Monday, February 19, 2018

  • Ahmad Peivandi, Georgia State University
    • "Assignment Problems with Complementarities"
    • ABSTRACT: The problem of allocating bundles of indivisible objects without transfers arises in the assignment of courses to students, of computing resources like CPU time, memory and disk space to computing tasks and the truck loads of food to food banks. In these settings the complementarities in preferences are small compared with the size of the market. We exploit this to design mechanisms satisfying efficiency, envy-freeness and asymptotic strategy-proofness.

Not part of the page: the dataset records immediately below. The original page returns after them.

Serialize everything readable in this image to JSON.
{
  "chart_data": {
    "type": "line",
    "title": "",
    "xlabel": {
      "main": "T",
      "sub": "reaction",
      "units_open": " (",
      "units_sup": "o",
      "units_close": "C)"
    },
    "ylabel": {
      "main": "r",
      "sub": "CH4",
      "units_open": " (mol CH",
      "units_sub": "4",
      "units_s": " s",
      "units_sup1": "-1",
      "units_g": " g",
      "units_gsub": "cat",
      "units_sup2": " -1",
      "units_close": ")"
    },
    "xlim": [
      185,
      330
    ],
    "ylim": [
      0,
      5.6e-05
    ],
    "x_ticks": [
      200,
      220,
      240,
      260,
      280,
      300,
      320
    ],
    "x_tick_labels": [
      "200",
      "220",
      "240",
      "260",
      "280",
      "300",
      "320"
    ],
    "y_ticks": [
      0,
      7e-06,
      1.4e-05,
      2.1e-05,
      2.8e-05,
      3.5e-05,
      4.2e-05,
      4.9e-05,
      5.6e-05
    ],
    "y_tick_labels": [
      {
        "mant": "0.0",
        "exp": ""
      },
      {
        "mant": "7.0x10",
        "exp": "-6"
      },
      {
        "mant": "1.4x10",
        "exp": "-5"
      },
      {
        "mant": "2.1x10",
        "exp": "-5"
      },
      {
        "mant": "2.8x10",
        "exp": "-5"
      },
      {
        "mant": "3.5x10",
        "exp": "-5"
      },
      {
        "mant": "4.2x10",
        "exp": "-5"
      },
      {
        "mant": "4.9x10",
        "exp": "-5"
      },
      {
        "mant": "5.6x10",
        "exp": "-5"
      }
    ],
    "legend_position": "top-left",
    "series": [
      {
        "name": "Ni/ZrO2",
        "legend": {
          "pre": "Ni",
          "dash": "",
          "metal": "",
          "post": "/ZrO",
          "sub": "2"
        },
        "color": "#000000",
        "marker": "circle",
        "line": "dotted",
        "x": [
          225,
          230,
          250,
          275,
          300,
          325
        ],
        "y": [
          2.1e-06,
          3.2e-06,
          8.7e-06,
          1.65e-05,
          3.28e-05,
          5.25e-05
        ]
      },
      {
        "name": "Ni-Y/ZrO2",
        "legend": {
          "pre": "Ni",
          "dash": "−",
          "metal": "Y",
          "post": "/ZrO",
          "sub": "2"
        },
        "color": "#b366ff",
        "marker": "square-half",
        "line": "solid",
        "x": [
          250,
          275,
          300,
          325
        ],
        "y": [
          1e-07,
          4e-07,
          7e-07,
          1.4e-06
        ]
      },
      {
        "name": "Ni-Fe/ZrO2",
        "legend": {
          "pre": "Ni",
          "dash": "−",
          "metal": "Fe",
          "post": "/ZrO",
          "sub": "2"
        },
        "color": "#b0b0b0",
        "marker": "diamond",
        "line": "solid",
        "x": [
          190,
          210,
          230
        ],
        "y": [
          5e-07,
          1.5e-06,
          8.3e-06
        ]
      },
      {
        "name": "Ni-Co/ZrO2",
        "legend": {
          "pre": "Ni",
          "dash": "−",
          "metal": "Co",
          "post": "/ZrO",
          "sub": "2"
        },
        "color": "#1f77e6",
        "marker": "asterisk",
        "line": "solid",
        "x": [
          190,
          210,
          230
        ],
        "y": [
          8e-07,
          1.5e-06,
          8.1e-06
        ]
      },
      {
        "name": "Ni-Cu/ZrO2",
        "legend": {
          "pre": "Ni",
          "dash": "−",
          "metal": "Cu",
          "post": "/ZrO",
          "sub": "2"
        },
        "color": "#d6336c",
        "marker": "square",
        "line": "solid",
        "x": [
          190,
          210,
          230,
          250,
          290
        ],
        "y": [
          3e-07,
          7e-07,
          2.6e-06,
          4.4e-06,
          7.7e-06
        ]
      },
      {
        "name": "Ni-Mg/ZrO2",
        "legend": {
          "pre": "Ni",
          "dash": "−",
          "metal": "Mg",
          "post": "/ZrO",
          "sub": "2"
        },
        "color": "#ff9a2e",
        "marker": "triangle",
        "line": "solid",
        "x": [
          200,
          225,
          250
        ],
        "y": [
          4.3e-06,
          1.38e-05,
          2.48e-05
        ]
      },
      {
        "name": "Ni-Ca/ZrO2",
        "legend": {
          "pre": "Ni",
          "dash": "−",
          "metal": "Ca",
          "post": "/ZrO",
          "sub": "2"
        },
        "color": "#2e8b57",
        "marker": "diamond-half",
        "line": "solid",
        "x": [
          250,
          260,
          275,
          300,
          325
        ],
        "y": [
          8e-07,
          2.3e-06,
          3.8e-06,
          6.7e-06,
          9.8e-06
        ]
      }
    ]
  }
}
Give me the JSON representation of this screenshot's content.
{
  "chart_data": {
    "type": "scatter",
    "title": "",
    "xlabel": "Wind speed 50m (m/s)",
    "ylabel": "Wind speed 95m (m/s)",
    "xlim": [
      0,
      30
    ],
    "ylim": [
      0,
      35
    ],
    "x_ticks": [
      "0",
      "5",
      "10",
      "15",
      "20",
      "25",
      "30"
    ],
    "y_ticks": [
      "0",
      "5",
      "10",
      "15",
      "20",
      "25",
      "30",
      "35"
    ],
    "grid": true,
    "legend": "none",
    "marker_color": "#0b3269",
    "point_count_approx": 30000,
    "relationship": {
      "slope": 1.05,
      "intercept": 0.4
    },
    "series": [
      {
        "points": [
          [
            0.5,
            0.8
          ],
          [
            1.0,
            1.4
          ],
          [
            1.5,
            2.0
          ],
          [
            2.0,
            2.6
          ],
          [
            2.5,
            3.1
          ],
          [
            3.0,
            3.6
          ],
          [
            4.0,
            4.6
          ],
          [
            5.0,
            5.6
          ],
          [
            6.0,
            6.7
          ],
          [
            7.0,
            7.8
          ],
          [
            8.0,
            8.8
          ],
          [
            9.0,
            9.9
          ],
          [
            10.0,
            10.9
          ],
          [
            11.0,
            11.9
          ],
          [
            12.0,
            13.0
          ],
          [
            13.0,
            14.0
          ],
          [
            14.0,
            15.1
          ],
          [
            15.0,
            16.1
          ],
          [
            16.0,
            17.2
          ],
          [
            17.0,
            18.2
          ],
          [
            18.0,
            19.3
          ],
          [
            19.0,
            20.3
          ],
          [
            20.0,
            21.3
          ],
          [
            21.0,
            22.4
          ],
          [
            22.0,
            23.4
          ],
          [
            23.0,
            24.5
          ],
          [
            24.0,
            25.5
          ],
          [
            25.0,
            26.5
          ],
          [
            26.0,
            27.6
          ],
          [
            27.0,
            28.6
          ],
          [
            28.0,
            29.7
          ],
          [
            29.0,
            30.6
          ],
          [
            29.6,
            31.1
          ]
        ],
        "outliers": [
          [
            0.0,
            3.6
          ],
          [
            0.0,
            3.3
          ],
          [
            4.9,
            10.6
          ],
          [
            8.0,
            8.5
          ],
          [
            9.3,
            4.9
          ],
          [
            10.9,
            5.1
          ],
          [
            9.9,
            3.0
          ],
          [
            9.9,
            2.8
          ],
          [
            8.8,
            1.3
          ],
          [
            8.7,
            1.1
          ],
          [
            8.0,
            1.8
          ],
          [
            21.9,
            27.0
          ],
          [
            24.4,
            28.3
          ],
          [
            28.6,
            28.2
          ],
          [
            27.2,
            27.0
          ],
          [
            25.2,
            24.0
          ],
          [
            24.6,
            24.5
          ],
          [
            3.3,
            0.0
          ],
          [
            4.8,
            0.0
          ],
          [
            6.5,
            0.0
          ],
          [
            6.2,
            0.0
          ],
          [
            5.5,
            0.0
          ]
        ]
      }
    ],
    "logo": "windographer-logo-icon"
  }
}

      Informally, we assume that agents do not want bundles that are too large. There will be a parameter k such that the marginal utility of any item relative to a bundle of size k or larger is zero. We call such preferences k-demand preferences. Given this parameter we show how to represent probability shares over bundles as lotteries over approximately (deterministic) feasible integer allocations. The degree of infeasibility in these integer allocations will be controlled by the parameter k. In particular, ex-post, no good is over allocated by at most k-1 units.

Monday, March 5, 2018

Monday, March 19, 2018

  • Infinite Horizons Lecture

Monday, April 9, 2018

  • TBA

Monday, April 23, 2018

  • TBA

Fall 2017

*Friday, September 22, 2017* - SPECIAL TIME/LOCATION - 1:00-2:00pm in MS 006 on the Kennesaw campus

  • Axel Brandt, Davidson College
    • "Optimization, Probability, and Modeling as a tool in Extremal Graph Theory"
    • ABSTRACT: Similar to optimization, questions in extremal graph theory ask for a maximum or minimum of a parameter under certain constraints. Although convex programming provides a powerful tool to solve numerical optimization questions, questions in extremal graph theory have historically been approached by ingenuity and trial-and-error. Recently, Razborov developed the theory of flag algebras, which provides a method of translating an extremal graph theory problem to a semidefinite programming problem. In this talk, we will explore the process of this translation.

Friday, October 20, 2017 - SPECIAL TIME- 1:30-2:30pm

  • Babak Moazzez, Kennesaw State University
    • "Spread of Influence in Graphs via Integer Programming: A polyhedral Study"
    • ABSTRACT: Spread of influence in a network can be modeled and studied within the concept of dynamic monopolies in graphs. We give an integer programming formulation for finding a minimum dynamic monopoly in an undirected graph. The corresponding 0-1 polytope and its facets are studied and several families of facet defining inequalities are introduced. Computational experiments have been performed to show the strength of the IP formulation and its facet defining inequalities.